Microsoft had more plans on employee surveillance and privacy beyond managers tracking how often each worker checks their email or chats. Now, even each worker's body language can be monitored.

A newly surfaced patent from the tech giant described a system meant to predict "overall quality scores of meetings" using body language and other factors, reported GeekWire.

Microsoft will be using sensors, cameras, microphones, and software tools to determine a meeting participant's participation in a meeting.

Microsoft faced backlash over privacy concerns that may be sacrificed in place of a "productivity score."

Microsoft's Meeting Insight Computing System Shows 'Quality' of Meetings

Other than body language, the system will also look at parameters such as the number of people in the room, temperature, time of day, noise level, and/or facial expressions of meeting participants.

New Microsoft Tech to Track Body Language in Meetings Raises Privacy Concerns
A signage of Microsoft is seen on March 13, 2020 in New York City. Photo by Jeenah Moon/Getty Images

The tech company also said the system's sensors could record which invitees attend a meeting and speech patterns that are "consistent with boredom and fatigue."

Each participant's amount of time being active participants in a meeting will also be tracked.

According to Microsoft, the system will help predict how likely a group of colleagues can hold a "high-quality meeting."

A copy of the patent application obtained by Newsmax said "conventional computerized scheduling systems lack real-world context," so managers may be left unaware that they are "attempting to schedule non-optimal meetings.

"This lack of optimization could lead to meetings that are "unproductive at best," Microsoft said, wanting to avoid or modify these kinds of meetings.

The company added that the feature could be used in both in-person and virtual meetings or hybrids of the two.

Microsoft Patent May Be Older Than Two Years

Some of the people listed in Microsoft's patent filing were from companies' Azure IoT and Microsoft 365 teams.

It also appeared to date back to at least two years inside the company, as it was related to a filing from 2018 and granted in August of this year.

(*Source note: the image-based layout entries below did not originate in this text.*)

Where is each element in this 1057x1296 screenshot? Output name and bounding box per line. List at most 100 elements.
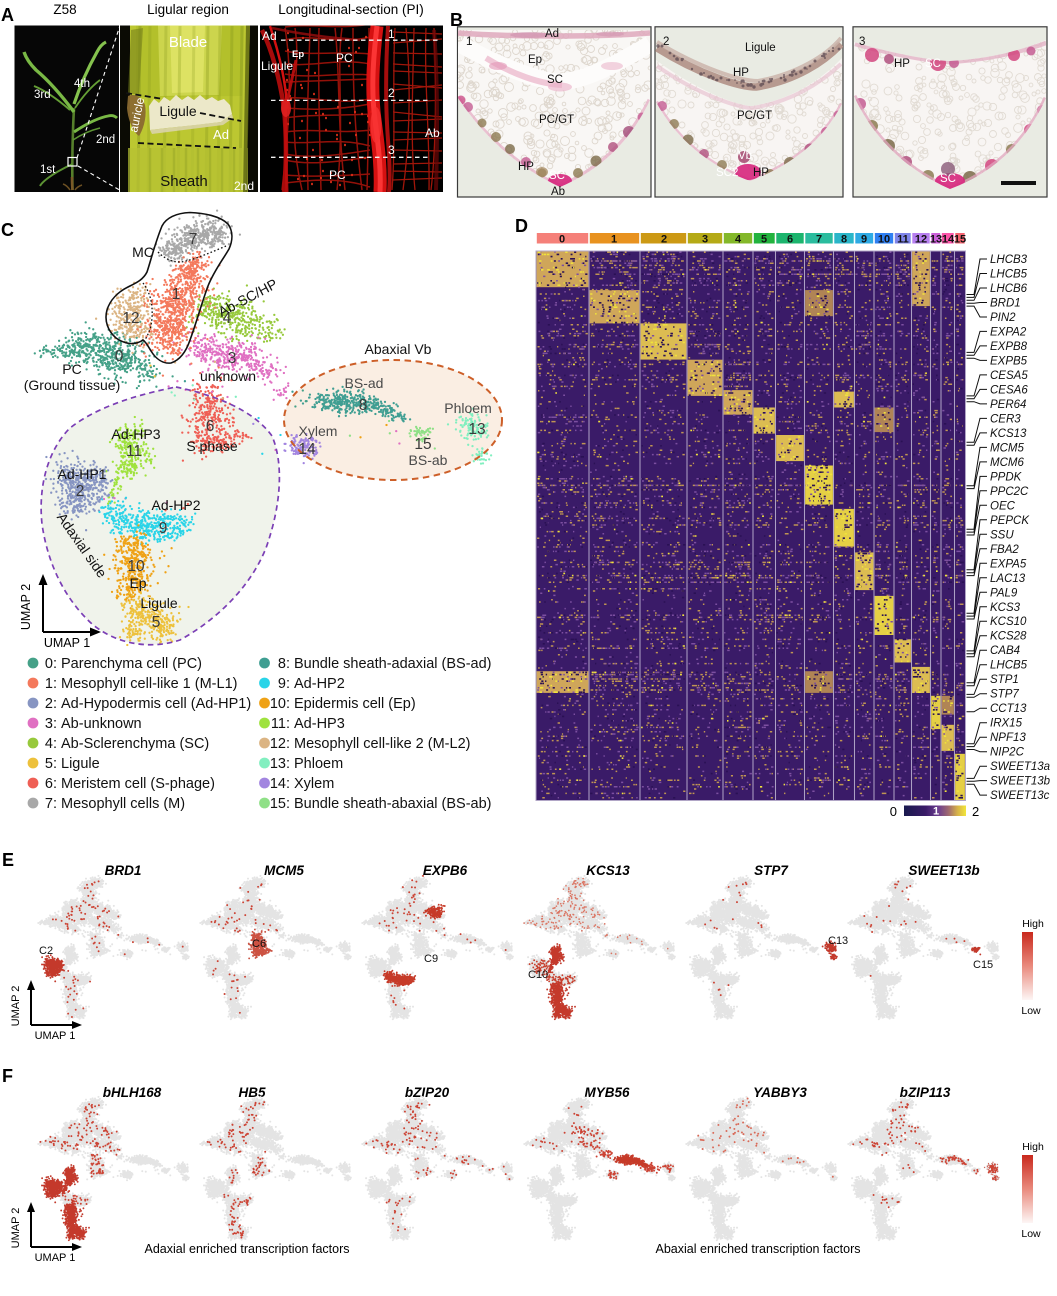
svg-text:BRD1: BRD1 bbox=[105, 863, 142, 878]
svg-text:6:: 6: bbox=[45, 776, 57, 792]
svg-text:Ligule: Ligule bbox=[745, 42, 776, 54]
svg-text:FBA2: FBA2 bbox=[990, 544, 1019, 556]
svg-text:EXPB5: EXPB5 bbox=[990, 355, 1028, 367]
svg-text:2nd: 2nd bbox=[234, 179, 254, 193]
svg-text:OEC: OEC bbox=[990, 500, 1016, 512]
svg-text:UMAP 2: UMAP 2 bbox=[10, 986, 22, 1027]
svg-text:PPC2C: PPC2C bbox=[990, 486, 1029, 498]
svg-text:MYB56: MYB56 bbox=[584, 1085, 630, 1100]
svg-text:Ad-HP2: Ad-HP2 bbox=[294, 676, 345, 692]
svg-text:UMAP 2: UMAP 2 bbox=[19, 584, 33, 630]
svg-text:(Ground tissue): (Ground tissue) bbox=[24, 377, 120, 393]
svg-text:Ab: Ab bbox=[425, 126, 440, 140]
svg-text:Mesophyll cell-like 2 (M-L2): Mesophyll cell-like 2 (M-L2) bbox=[294, 736, 470, 752]
svg-text:Abaxial Vb: Abaxial Vb bbox=[365, 341, 432, 357]
svg-text:6: 6 bbox=[787, 234, 793, 246]
svg-text:CCT13: CCT13 bbox=[990, 703, 1027, 715]
svg-text:Longitudinal-section (PI): Longitudinal-section (PI) bbox=[278, 2, 424, 17]
svg-text:11:: 11: bbox=[271, 716, 290, 732]
svg-text:SWEET13c: SWEET13c bbox=[990, 790, 1050, 802]
svg-text:Ad-HP1: Ad-HP1 bbox=[57, 466, 106, 482]
svg-text:STP7: STP7 bbox=[754, 863, 789, 878]
svg-text:LHCB5: LHCB5 bbox=[990, 269, 1028, 281]
svg-text:UMAP 1: UMAP 1 bbox=[35, 1252, 76, 1264]
svg-text:HP: HP bbox=[518, 161, 534, 173]
svg-text:PER64: PER64 bbox=[990, 399, 1026, 411]
svg-text:Blade: Blade bbox=[169, 34, 207, 51]
svg-text:0: 0 bbox=[559, 234, 565, 246]
svg-text:PEPCK: PEPCK bbox=[990, 515, 1030, 527]
svg-text:Vb: Vb bbox=[738, 150, 752, 162]
svg-text:Phloem: Phloem bbox=[444, 400, 491, 416]
svg-text:4:: 4: bbox=[45, 736, 57, 752]
svg-text:KCS13: KCS13 bbox=[586, 863, 630, 878]
svg-text:1: 1 bbox=[611, 234, 617, 246]
svg-text:C10: C10 bbox=[528, 969, 548, 981]
svg-text:LHCB5: LHCB5 bbox=[990, 660, 1028, 672]
svg-text:2: 2 bbox=[388, 86, 395, 100]
svg-text:Ligule: Ligule bbox=[61, 756, 100, 772]
svg-text:CESA5: CESA5 bbox=[990, 370, 1028, 382]
svg-text:CER3: CER3 bbox=[990, 413, 1021, 425]
svg-text:NPF13: NPF13 bbox=[990, 732, 1026, 744]
svg-text:Phloem: Phloem bbox=[294, 756, 343, 772]
svg-text:PC/GT: PC/GT bbox=[737, 110, 772, 122]
svg-text:C13: C13 bbox=[828, 935, 848, 947]
svg-text:2nd: 2nd bbox=[96, 134, 115, 146]
svg-text:Ad: Ad bbox=[545, 28, 559, 40]
svg-text:7:: 7: bbox=[45, 796, 57, 812]
svg-text:5: 5 bbox=[761, 234, 767, 246]
svg-text:CESA6: CESA6 bbox=[990, 384, 1028, 396]
svg-text:E: E bbox=[2, 850, 14, 870]
svg-text:KCS10: KCS10 bbox=[990, 616, 1027, 628]
svg-text:Ligular region: Ligular region bbox=[147, 2, 229, 17]
svg-text:SWEET13b: SWEET13b bbox=[990, 776, 1051, 788]
svg-text:1: 1 bbox=[388, 27, 395, 41]
svg-text:HB5: HB5 bbox=[238, 1085, 265, 1100]
svg-text:KCS13: KCS13 bbox=[990, 428, 1027, 440]
svg-text:3: 3 bbox=[859, 36, 865, 48]
svg-text:LHCB3: LHCB3 bbox=[990, 254, 1028, 266]
svg-text:12: 12 bbox=[122, 310, 139, 327]
svg-text:Xylem: Xylem bbox=[299, 423, 338, 439]
svg-text:SSU: SSU bbox=[990, 529, 1014, 541]
svg-text:3:: 3: bbox=[45, 716, 57, 732]
svg-text:SC: SC bbox=[549, 170, 565, 182]
svg-text:C: C bbox=[1, 220, 14, 240]
svg-text:Ad: Ad bbox=[262, 29, 277, 43]
svg-text:EXPB6: EXPB6 bbox=[423, 863, 468, 878]
svg-text:12: 12 bbox=[915, 234, 927, 246]
svg-text:MCM6: MCM6 bbox=[990, 457, 1024, 469]
svg-text:8:: 8: bbox=[278, 656, 290, 672]
svg-text:HP: HP bbox=[894, 58, 910, 70]
svg-text:9: 9 bbox=[861, 234, 867, 246]
svg-text:Ad-Hypodermis cell (Ad-HP1): Ad-Hypodermis cell (Ad-HP1) bbox=[61, 696, 251, 712]
svg-text:14: 14 bbox=[942, 234, 955, 246]
svg-text:Ab-unknown: Ab-unknown bbox=[61, 716, 142, 732]
svg-text:UMAP 1: UMAP 1 bbox=[44, 636, 90, 650]
svg-text:3: 3 bbox=[388, 143, 395, 157]
svg-text:1: 1 bbox=[933, 806, 939, 818]
svg-text:C6: C6 bbox=[252, 938, 266, 950]
svg-text:2: 2 bbox=[663, 36, 669, 48]
svg-text:Ligule: Ligule bbox=[140, 595, 178, 611]
svg-text:HP: HP bbox=[753, 167, 769, 179]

Microsoft already introduced these kinds of software in the past. In a public demo last year, the feature was made prominent and attracted critics who said it was effectively an employee-surveillance tool, reported BBC.

Before, Microsoft Office software and email apps can be monitored by the manager to keep track of individual workers.

But Microsoft argued that these features are not enabled by default, and the primary goal of the project was to simply identify shortcomings in I.T.

Companies don't always act on the patents they file, but they usually let the public know about what they have in store for the future.

Patents are not products and don't show any signs yet that Microsoft wants to roll out this hypothetical system.

Tech for Managerial Functions Could Leave Microsoft with Discriminatory Outcomes

In a report from the Trades Union Congress (TUC), it was said that the use of technology, including artificial intelligence (AI), for managerial functions has some dangers to it.

TUC policy officer Mary Towers said these kinds of systems pose "unfair and discriminatory outcomes for workers."

Data researcher Wolfie Christl also told The Independent that he found the tech "problematic" since it normalizes "extensive workplace surveillance in a way not seen before."

"Microsoft gets the power to define highly arbitrary metrics that will potentially affect the daily lives of millions of employees and even shape how organisations function," he added.

Microsoft has its own internal artificial intelligence ethics office and a companywide committee, so the AI products live by its principles of transparency and privacy.